Sì, l'affiliate marketing funziona. Ma non come te lo raccontano — "metti un link, condividi, e incassi mentre dormi".
Il numero che sventolano è sempre lo stesso: l'affiliate medio guadagna 8.000 dollari al mese. Ed è vero. Peccato che sia una media gonfiata dai veterani: nella stessa survey, chi ha meno di un anno di esperienza sta a 636 dollari al mese. Dodici volte meno.
È la stessa bugia statistica di sempre: ti mostrano la media di una stanza dove ci sono dieci veterani e novecento che fanno la fame, e chiamano "media" il risultato. E no, tu al primo anno non sei il veterano.
L'affiliate non è reddito passivo. È un canale di vendita.
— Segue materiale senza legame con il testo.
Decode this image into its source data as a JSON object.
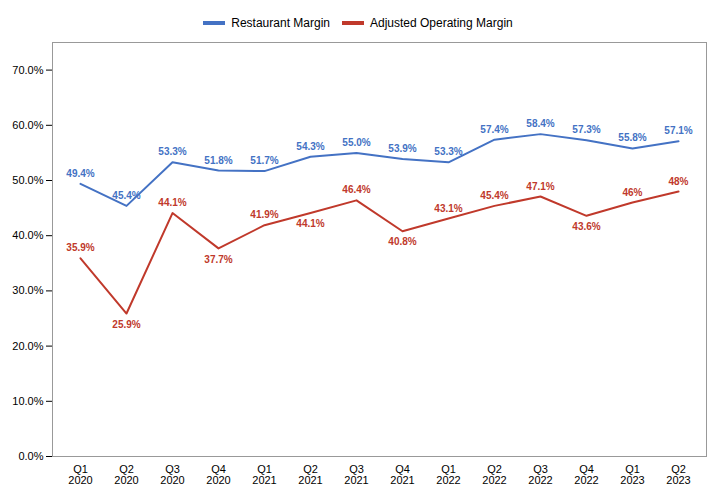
{
  "chart_data": {
    "type": "line",
    "categories": [
      "Q1\n2020",
      "Q2\n2020",
      "Q3\n2020",
      "Q4\n2020",
      "Q1\n2021",
      "Q2\n2021",
      "Q3\n2021",
      "Q4\n2021",
      "Q1\n2022",
      "Q2\n2022",
      "Q3\n2022",
      "Q4\n2022",
      "Q1\n2023",
      "Q2\n2023"
    ],
    "series": [
      {
        "name": "Restaurant Margin",
        "color": "#4472C4",
        "values": [
          49.4,
          45.4,
          53.3,
          51.8,
          51.7,
          54.3,
          55.0,
          53.9,
          53.3,
          57.4,
          58.4,
          57.3,
          55.8,
          57.1
        ],
        "value_labels": [
          "49.4%",
          "45.4%",
          "53.3%",
          "51.8%",
          "51.7%",
          "54.3%",
          "55.0%",
          "53.9%",
          "53.3%",
          "57.4%",
          "58.4%",
          "57.3%",
          "55.8%",
          "57.1%"
        ]
      },
      {
        "name": "Adjusted Operating Margin",
        "color": "#C0392B",
        "values": [
          35.9,
          25.9,
          44.1,
          37.7,
          41.9,
          44.1,
          46.4,
          40.8,
          43.1,
          45.4,
          47.1,
          43.6,
          46.0,
          48.0
        ],
        "value_labels": [
          "35.9%",
          "25.9%",
          "44.1%",
          "37.7%",
          "41.9%",
          "44.1%",
          "46.4%",
          "40.8%",
          "43.1%",
          "45.4%",
          "47.1%",
          "43.6%",
          "46%",
          "48%"
        ]
      }
    ],
    "ylim": [
      0,
      75
    ],
    "yticks": [
      {
        "value": 0,
        "label": "0.0%"
      },
      {
        "value": 10,
        "label": "10.0%"
      },
      {
        "value": 20,
        "label": "20.0%"
      },
      {
        "value": 30,
        "label": "30.0%"
      },
      {
        "value": 40,
        "label": "40.0%"
      },
      {
        "value": 50,
        "label": "50.0%"
      },
      {
        "value": 60,
        "label": "60.0%"
      },
      {
        "value": 70,
        "label": "70.0%"
      }
    ],
    "grid": false,
    "legend": "top",
    "data_labels": true
  }
}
Qui c'è il dato che smonta la parola "passivo": nel 2025 le conversioni in affiliazione sono calate del 6% su dati di rete reali — quasi un miliardo di transazioni analizzate. Più traffico, meno vendite. Tradotto: non basta il link. Serve il match tra prodotto e pubblico, la fiducia, il follow-up. Cioè marketing. Cioè lavoro.
Lo faccio davvero (e non mentre dormo)
Faccio affiliate su un prodotto AI reale, non in teoria. E la prima cosa vera che ho imparato è proprio quella: non è reddito passivo, è marketing con un altro nome. I mesi in cui il mio marketing funziona, l'affiliate funziona. I mesi in cui non tiro fuori un contenuto che sposta qualcuno, il link non converte da solo. Mai.
Ed ecco la frase scomoda, quella che i guru non ti diranno:
L'affiliate funziona esattamente quanto è bravo il tuo marketing. Se il tuo marketing non converte a pagamento, non convertirà nemmeno in affiliazione — semplicemente scoprirai gratis quanto vali.
In pratica
L'affiliate è un buon canale se hai già un pubblico o un marketing che converte e un prodotto che ci calza davvero. Sopra quello, moltiplica.
Se non hai né l'uno né l'altro, l'affiliate non è la scorciatoia: è lo specchio. Ti dice, senza filtri, quanto vende quello che sai fare.